Question:
So the question is, in a box, there are a number of cards:
- x cards black from both sides
- y cards whote from both sides
- z cards having one side black and one white
So if a person draws a card from the box and show you one side which is black, what is the probability that other side is also black.
My Approach:
I personally think that since we have seen one side which is black, the cards white from bpth sides are no longer a part of our sample space.

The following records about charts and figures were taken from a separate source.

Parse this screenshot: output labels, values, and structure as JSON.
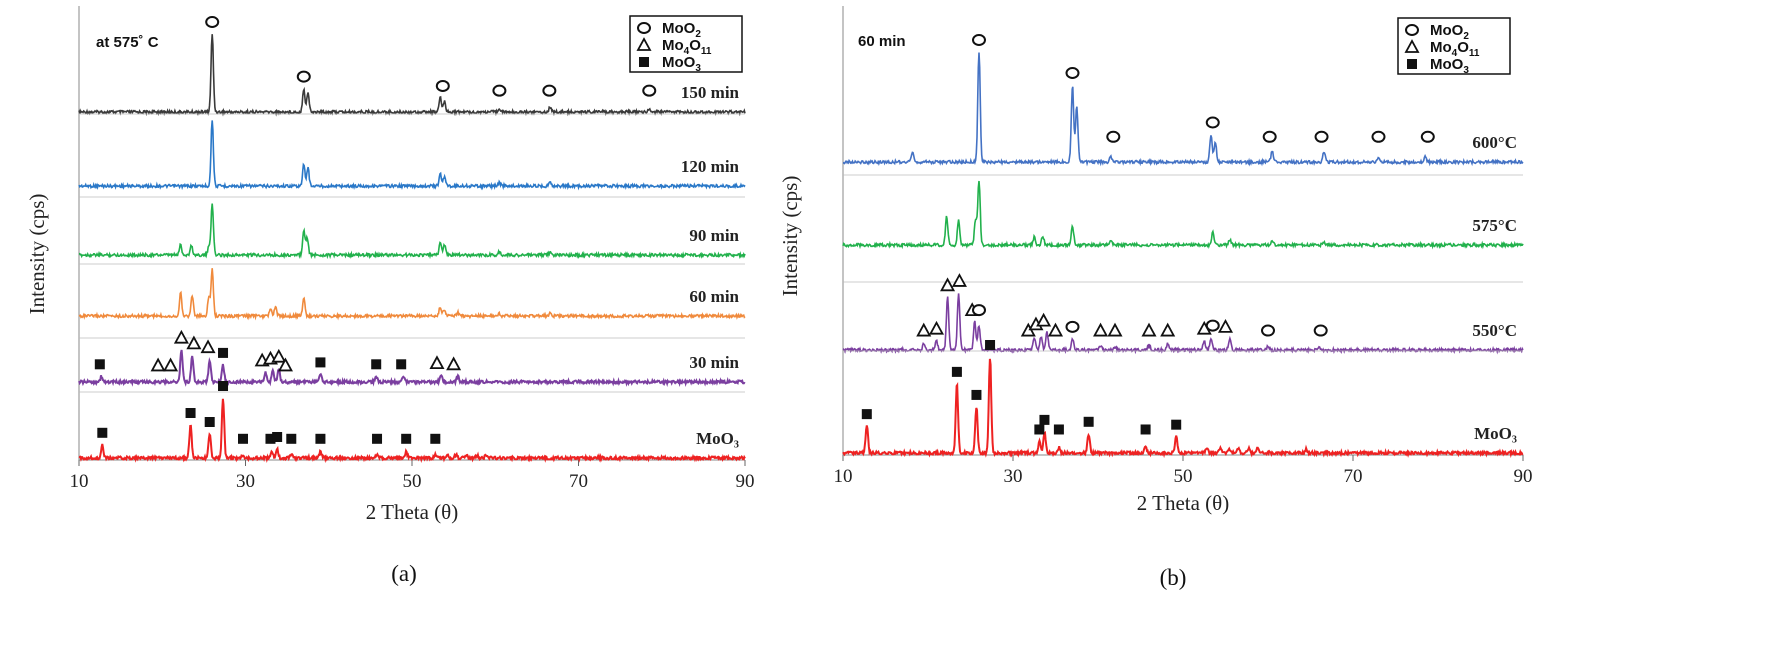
{
  "chart_data": [
    {
      "type": "line",
      "panel": "(a)",
      "condition": "at 575˚ C",
      "xlabel": "2 Theta (θ)",
      "ylabel": "Intensity (cps)",
      "xlim": [
        10,
        90
      ],
      "xticks": [
        10,
        30,
        50,
        70,
        90
      ],
      "legend": {
        "position": "top-right",
        "entries": [
          {
            "marker": "circle",
            "label": "MoO",
            "sub": "2"
          },
          {
            "marker": "triangle",
            "label": "Mo",
            "sub": "4",
            "label2": "O",
            "sub2": "11"
          },
          {
            "marker": "square",
            "label": "MoO",
            "sub": "3"
          }
        ]
      },
      "series": [
        {
          "name": "150 min",
          "color": "#3a3a3a",
          "peaks": [
            [
              26.0,
              1.0
            ],
            [
              37.0,
              0.3
            ],
            [
              37.5,
              0.25
            ],
            [
              53.4,
              0.18
            ],
            [
              53.9,
              0.14
            ],
            [
              60.5,
              0.05
            ],
            [
              66.6,
              0.07
            ],
            [
              78.5,
              0.03
            ]
          ],
          "markers": {
            "circle": [
              26.0,
              37.0,
              53.7,
              60.5,
              66.5,
              78.5
            ]
          }
        },
        {
          "name": "120 min",
          "color": "#2a78c8",
          "peaks": [
            [
              26.0,
              1.0
            ],
            [
              37.0,
              0.32
            ],
            [
              37.5,
              0.28
            ],
            [
              53.4,
              0.18
            ],
            [
              53.9,
              0.15
            ],
            [
              60.5,
              0.05
            ],
            [
              66.6,
              0.07
            ]
          ],
          "markers": {}
        },
        {
          "name": "90 min",
          "color": "#22b14c",
          "peaks": [
            [
              22.2,
              0.2
            ],
            [
              23.5,
              0.18
            ],
            [
              25.6,
              0.15
            ],
            [
              26.0,
              1.0
            ],
            [
              37.0,
              0.45
            ],
            [
              37.4,
              0.35
            ],
            [
              53.4,
              0.25
            ],
            [
              53.9,
              0.2
            ],
            [
              60.5,
              0.06
            ],
            [
              66.6,
              0.06
            ]
          ],
          "markers": {}
        },
        {
          "name": "60 min",
          "color": "#f08a3c",
          "peaks": [
            [
              22.2,
              0.5
            ],
            [
              23.6,
              0.45
            ],
            [
              25.6,
              0.4
            ],
            [
              26.0,
              1.0
            ],
            [
              33.0,
              0.15
            ],
            [
              33.6,
              0.2
            ],
            [
              37.0,
              0.4
            ],
            [
              53.4,
              0.2
            ],
            [
              53.9,
              0.15
            ],
            [
              55.5,
              0.08
            ],
            [
              60.5,
              0.05
            ],
            [
              66.6,
              0.05
            ]
          ],
          "markers": {}
        },
        {
          "name": "30 min",
          "color": "#7b3fa0",
          "peaks": [
            [
              12.7,
              0.15
            ],
            [
              22.3,
              0.85
            ],
            [
              23.6,
              0.7
            ],
            [
              25.7,
              0.6
            ],
            [
              27.3,
              0.45
            ],
            [
              32.4,
              0.25
            ],
            [
              33.3,
              0.3
            ],
            [
              34.0,
              0.35
            ],
            [
              39.0,
              0.2
            ],
            [
              45.7,
              0.15
            ],
            [
              49.0,
              0.15
            ],
            [
              53.5,
              0.18
            ],
            [
              55.5,
              0.15
            ]
          ],
          "markers": {
            "triangle": [
              19.5,
              21.0,
              22.3,
              23.8,
              25.5,
              32.0,
              33.0,
              34.0,
              34.8,
              53.0,
              55.0
            ],
            "square": [
              12.5,
              27.3,
              39.0,
              45.7,
              48.7
            ]
          }
        },
        {
          "name": "MoO₃",
          "color": "#ee2222",
          "peaks": [
            [
              12.8,
              0.22
            ],
            [
              23.4,
              0.55
            ],
            [
              25.7,
              0.4
            ],
            [
              27.3,
              1.0
            ],
            [
              29.7,
              0.05
            ],
            [
              33.2,
              0.1
            ],
            [
              33.8,
              0.15
            ],
            [
              35.5,
              0.05
            ],
            [
              39.0,
              0.1
            ],
            [
              45.8,
              0.05
            ],
            [
              49.3,
              0.1
            ],
            [
              52.8,
              0.06
            ],
            [
              54.3,
              0.05
            ],
            [
              55.3,
              0.06
            ],
            [
              56.5,
              0.05
            ],
            [
              57.8,
              0.05
            ],
            [
              58.9,
              0.06
            ]
          ],
          "markers": {
            "square": [
              12.8,
              23.4,
              25.7,
              27.3,
              29.7,
              33.0,
              33.8,
              35.5,
              39.0,
              45.8,
              49.3,
              52.8
            ]
          }
        }
      ]
    },
    {
      "type": "line",
      "panel": "(b)",
      "condition": "60 min",
      "xlabel": "2 Theta (θ)",
      "ylabel": "Intensity (cps)",
      "xlim": [
        10,
        90
      ],
      "xticks": [
        10,
        30,
        50,
        70,
        90
      ],
      "legend": {
        "position": "top-right",
        "entries": [
          {
            "marker": "circle",
            "label": "MoO",
            "sub": "2"
          },
          {
            "marker": "triangle",
            "label": "Mo",
            "sub": "4",
            "label2": "O",
            "sub2": "11"
          },
          {
            "marker": "square",
            "label": "MoO",
            "sub": "3"
          }
        ]
      },
      "series": [
        {
          "name": "600°C",
          "color": "#4472c4",
          "peaks": [
            [
              18.2,
              0.08
            ],
            [
              26.0,
              1.0
            ],
            [
              37.0,
              0.7
            ],
            [
              37.5,
              0.5
            ],
            [
              41.5,
              0.05
            ],
            [
              53.3,
              0.25
            ],
            [
              53.8,
              0.18
            ],
            [
              60.5,
              0.1
            ],
            [
              66.6,
              0.1
            ],
            [
              73.0,
              0.05
            ],
            [
              78.5,
              0.05
            ]
          ],
          "markers": {
            "circle": [
              26.0,
              37.0,
              41.8,
              53.5,
              60.2,
              66.3,
              73.0,
              78.8
            ]
          }
        },
        {
          "name": "575°C",
          "color": "#22b14c",
          "peaks": [
            [
              22.2,
              0.45
            ],
            [
              23.6,
              0.38
            ],
            [
              25.6,
              0.4
            ],
            [
              26.0,
              1.0
            ],
            [
              32.5,
              0.12
            ],
            [
              33.5,
              0.15
            ],
            [
              37.0,
              0.3
            ],
            [
              41.5,
              0.08
            ],
            [
              53.5,
              0.2
            ],
            [
              55.5,
              0.08
            ],
            [
              60.5,
              0.05
            ],
            [
              66.6,
              0.05
            ]
          ],
          "markers": {}
        },
        {
          "name": "550°C",
          "color": "#7b3fa0",
          "peaks": [
            [
              19.5,
              0.1
            ],
            [
              21.0,
              0.15
            ],
            [
              22.3,
              0.85
            ],
            [
              23.6,
              0.92
            ],
            [
              25.5,
              0.45
            ],
            [
              26.0,
              0.4
            ],
            [
              32.5,
              0.2
            ],
            [
              33.3,
              0.22
            ],
            [
              34.0,
              0.28
            ],
            [
              37.0,
              0.18
            ],
            [
              40.3,
              0.08
            ],
            [
              42.0,
              0.06
            ],
            [
              46.0,
              0.08
            ],
            [
              48.2,
              0.1
            ],
            [
              52.5,
              0.15
            ],
            [
              53.3,
              0.2
            ],
            [
              55.5,
              0.18
            ],
            [
              60.0,
              0.06
            ],
            [
              66.0,
              0.05
            ]
          ],
          "markers": {
            "triangle": [
              19.5,
              21.0,
              22.3,
              23.7,
              25.2,
              31.8,
              32.7,
              33.6,
              35.0,
              40.3,
              42.0,
              46.0,
              48.2,
              52.5,
              55.0
            ],
            "circle": [
              26.0,
              37.0,
              53.5,
              60.0,
              66.2
            ]
          }
        },
        {
          "name": "MoO₃",
          "color": "#ee2222",
          "peaks": [
            [
              12.8,
              0.28
            ],
            [
              23.4,
              0.72
            ],
            [
              25.7,
              0.48
            ],
            [
              27.3,
              1.0
            ],
            [
              33.1,
              0.12
            ],
            [
              33.7,
              0.22
            ],
            [
              35.4,
              0.06
            ],
            [
              38.9,
              0.2
            ],
            [
              45.6,
              0.07
            ],
            [
              49.2,
              0.17
            ],
            [
              52.8,
              0.06
            ],
            [
              54.4,
              0.05
            ],
            [
              55.4,
              0.05
            ],
            [
              56.5,
              0.05
            ],
            [
              57.7,
              0.05
            ],
            [
              58.8,
              0.06
            ],
            [
              64.5,
              0.04
            ]
          ],
          "markers": {
            "square": [
              12.8,
              23.4,
              25.7,
              27.3,
              33.1,
              33.7,
              35.4,
              38.9,
              45.6,
              49.2
            ]
          }
        }
      ]
    }
  ],
  "captions": [
    "(a)",
    "(b)"
  ]
}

Thus total sample space would be x+z and probability that other side is also black will be x/(x+z).
Objection:
However, my friend objects that and says it is an application of Bayes Theorem and I should follow the formula to calculate the probability.
Counter Argument:
I think that it would be a case of Bayes Theorem only if we would not know the color of one side then we have probabilities of One side black and other side black given the one side is black for the application of Bayes Theorem.
Any suggestions?
As discussed in the comments above, the probability will depend heavily on what strategy your friend uses in determining which face to show.
If after drawing a card at random he then chooses which side to show at random, if it happen to be that the side he shows you is black then the probability that the other side is black will be:
$$\frac{2x}{2x+z}$$
If after drawing a card at random he then chooses to show you a black side if at least one of the sides is black, the probability that the other side is black will be:
$$\frac{x}{x+z}$$
The calculation for the second case, you already performed correctly. The idea being, we know that having seen a black card it was not one of the $y$ cards who have both sides as white. By removing those from those to consider, each remaining card is equally likely to have been chosen. That leaves $x$ "good" results out of $x+z$ total equally likely results.
The calculation for the first case, imagine for a moment that each side has a "front" and a "back." By treating each side separately, we recognize that each of the sides across all cards are equally likely to have been selected. $2x$ of the faces have an opposite face as also black. This is out of the $2x+z$ total equally likely black faces that we could have been shown.